Corker, the Republican chair of the Senate Foreign Relations Committee who announced in late-September that he wouldn’t be seeking reelection in 2018, never had a particularly strong relationship with Donald Trump. In May, he described the Trump administration as being in the midst of a “downward spiral.” Three months later he criticized Trump’s handling of Charlottesville, saying the president “has not demonstrated he understands the character of this nation.” But it wasn’t until Corker announced that he wasn’t seeking reelection, that the relationship between Trump and Corker was fully severed. On Sunday, after Corker had repeatedly criticized Trump’s handling of foreign policy, the president took to Twitter:
Corker fired back:
Later that day, Corker told The New York Times’s Jonathan Martin and Mark Landler that the president’s “reality show” approach to governance was leading the country “into World War III. “He concerns me. He would have to concern anyone who cares about our nation.”

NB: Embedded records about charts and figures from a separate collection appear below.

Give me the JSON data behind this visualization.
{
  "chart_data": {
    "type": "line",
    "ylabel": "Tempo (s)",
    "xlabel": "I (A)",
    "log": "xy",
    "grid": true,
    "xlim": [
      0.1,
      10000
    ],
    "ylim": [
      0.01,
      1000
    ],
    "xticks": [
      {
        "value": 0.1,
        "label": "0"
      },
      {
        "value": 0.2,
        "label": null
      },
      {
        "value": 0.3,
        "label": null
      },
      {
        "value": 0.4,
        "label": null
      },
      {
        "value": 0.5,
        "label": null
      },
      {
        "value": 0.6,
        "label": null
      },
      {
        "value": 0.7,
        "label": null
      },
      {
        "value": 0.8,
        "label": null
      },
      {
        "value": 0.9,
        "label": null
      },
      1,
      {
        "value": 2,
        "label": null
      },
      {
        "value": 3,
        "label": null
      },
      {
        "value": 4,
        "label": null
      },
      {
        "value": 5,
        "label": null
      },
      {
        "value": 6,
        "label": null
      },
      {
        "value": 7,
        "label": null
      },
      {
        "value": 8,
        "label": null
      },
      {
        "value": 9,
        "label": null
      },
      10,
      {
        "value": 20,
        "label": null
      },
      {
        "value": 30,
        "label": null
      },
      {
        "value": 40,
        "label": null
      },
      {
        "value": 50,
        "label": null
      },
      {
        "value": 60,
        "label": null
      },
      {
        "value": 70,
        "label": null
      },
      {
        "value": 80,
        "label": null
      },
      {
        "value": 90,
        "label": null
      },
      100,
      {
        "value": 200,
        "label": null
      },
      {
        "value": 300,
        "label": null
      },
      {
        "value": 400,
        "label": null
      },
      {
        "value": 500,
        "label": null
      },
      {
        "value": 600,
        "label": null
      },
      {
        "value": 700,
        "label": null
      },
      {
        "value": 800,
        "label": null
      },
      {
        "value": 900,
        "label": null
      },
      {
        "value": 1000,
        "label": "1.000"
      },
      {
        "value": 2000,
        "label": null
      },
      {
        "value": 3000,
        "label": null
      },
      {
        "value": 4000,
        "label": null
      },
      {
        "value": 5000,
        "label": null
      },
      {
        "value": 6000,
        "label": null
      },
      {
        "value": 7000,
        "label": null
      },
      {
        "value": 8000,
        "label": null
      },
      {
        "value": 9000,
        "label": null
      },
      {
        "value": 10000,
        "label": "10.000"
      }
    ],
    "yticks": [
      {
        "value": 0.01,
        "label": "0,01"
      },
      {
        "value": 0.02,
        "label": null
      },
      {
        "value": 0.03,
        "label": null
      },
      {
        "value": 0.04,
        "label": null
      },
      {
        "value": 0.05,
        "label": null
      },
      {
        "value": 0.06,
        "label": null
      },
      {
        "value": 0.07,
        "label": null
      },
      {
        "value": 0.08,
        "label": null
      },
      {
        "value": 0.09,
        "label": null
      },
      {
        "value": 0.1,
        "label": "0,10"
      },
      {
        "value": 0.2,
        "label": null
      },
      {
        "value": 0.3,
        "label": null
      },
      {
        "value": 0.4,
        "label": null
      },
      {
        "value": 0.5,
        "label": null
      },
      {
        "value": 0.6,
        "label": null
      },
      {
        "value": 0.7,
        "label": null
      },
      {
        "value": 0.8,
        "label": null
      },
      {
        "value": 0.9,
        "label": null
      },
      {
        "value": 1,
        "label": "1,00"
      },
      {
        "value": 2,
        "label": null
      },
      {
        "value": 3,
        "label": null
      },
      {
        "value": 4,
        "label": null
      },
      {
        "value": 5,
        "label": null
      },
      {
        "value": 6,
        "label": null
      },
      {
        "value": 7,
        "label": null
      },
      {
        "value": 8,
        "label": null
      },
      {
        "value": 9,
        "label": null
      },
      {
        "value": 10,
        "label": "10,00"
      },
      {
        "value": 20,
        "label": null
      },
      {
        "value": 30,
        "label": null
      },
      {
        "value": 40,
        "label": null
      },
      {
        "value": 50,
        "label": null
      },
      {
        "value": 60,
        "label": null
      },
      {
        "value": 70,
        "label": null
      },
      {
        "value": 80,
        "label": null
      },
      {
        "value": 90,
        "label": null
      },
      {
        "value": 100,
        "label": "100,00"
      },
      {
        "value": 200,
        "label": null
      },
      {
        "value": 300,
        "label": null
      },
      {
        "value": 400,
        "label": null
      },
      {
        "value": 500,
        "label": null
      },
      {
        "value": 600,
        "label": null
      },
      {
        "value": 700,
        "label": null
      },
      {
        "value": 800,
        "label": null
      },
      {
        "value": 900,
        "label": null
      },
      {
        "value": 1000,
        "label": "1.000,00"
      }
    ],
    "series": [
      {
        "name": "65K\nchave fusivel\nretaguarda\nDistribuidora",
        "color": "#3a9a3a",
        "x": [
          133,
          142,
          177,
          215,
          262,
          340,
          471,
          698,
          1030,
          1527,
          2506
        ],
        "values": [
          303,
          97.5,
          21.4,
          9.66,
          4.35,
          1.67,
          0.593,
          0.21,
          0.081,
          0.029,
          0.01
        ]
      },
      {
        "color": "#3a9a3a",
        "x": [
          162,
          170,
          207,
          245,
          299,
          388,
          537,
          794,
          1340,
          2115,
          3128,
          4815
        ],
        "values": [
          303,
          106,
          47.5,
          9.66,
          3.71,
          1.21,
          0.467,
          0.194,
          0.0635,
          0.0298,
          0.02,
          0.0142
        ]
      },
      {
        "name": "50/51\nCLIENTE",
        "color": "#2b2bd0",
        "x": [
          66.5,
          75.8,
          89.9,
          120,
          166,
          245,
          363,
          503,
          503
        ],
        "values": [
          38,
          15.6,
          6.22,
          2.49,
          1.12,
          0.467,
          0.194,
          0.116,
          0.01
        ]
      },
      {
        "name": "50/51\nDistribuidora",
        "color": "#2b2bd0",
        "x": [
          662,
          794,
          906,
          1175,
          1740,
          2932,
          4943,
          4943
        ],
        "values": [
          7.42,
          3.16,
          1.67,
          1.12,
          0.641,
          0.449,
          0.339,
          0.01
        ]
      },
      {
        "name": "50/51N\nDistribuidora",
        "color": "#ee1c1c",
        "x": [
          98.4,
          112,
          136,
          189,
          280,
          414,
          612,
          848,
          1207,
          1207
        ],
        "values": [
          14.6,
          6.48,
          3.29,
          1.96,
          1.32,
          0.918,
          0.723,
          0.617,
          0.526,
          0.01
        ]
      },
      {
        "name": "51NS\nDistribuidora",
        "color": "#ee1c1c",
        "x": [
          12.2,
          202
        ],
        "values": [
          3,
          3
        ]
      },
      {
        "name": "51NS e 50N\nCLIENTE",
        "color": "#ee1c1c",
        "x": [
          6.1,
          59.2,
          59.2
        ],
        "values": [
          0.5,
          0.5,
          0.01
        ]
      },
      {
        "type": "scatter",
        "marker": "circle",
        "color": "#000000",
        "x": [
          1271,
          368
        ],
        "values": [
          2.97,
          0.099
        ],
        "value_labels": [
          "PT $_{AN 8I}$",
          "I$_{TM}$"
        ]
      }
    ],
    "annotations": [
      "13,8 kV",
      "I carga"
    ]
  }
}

This is a significant development, given Corker’s influence as the chair of the Foreign Relations Committee. But it’s easy to overstate its significance. After all, we’ve been here before—Jeff Flake wrote an entire book criticizing Trump that just happened to be published the same week that Flake voted for a health care bill being pushed by the president that would have had disastrous consequences for millions of Americans. It does take some courage to criticize the president but, like Flake, Corker hasn’t yet done anything to meaningfully constrain Trump, either on foreign policy or anywhere else. Instead, his comments are best understood as an attempt to influence the president’s behavior—social media and press coverage, of course, are the two best ways to reach Trump and his inner circle.
In his interview with the Times, Corker made it clear that he thinks that most of his Republican colleagues in the Senate are just as concerned about Trump’s unstable behavior as he is. “Look, except for a few people, the vast majority of our caucus understands what we’re dealing with here,” Corker said. “If you write that, I’m sure there will be some that will come to you and say, ‘No, no, no. I don’t believe that.’ But of course they understand the volatility that we’re dealing with, and the tremendous amount of work that it takes by people around him to keep him in the middle of the road.”
But that only makes Corker’s comments more inadequate. If he really is speaking for “the vast majority” of Senate Republicans, then the fact that they have done nothing meaningful about Trump’s abuses of power and dangerous foreign policy is all the more galling. Corker recognizes that we’re in the middle of a crisis. But crises require action—and Corker hasn’t done anything meaningful, at least not yet.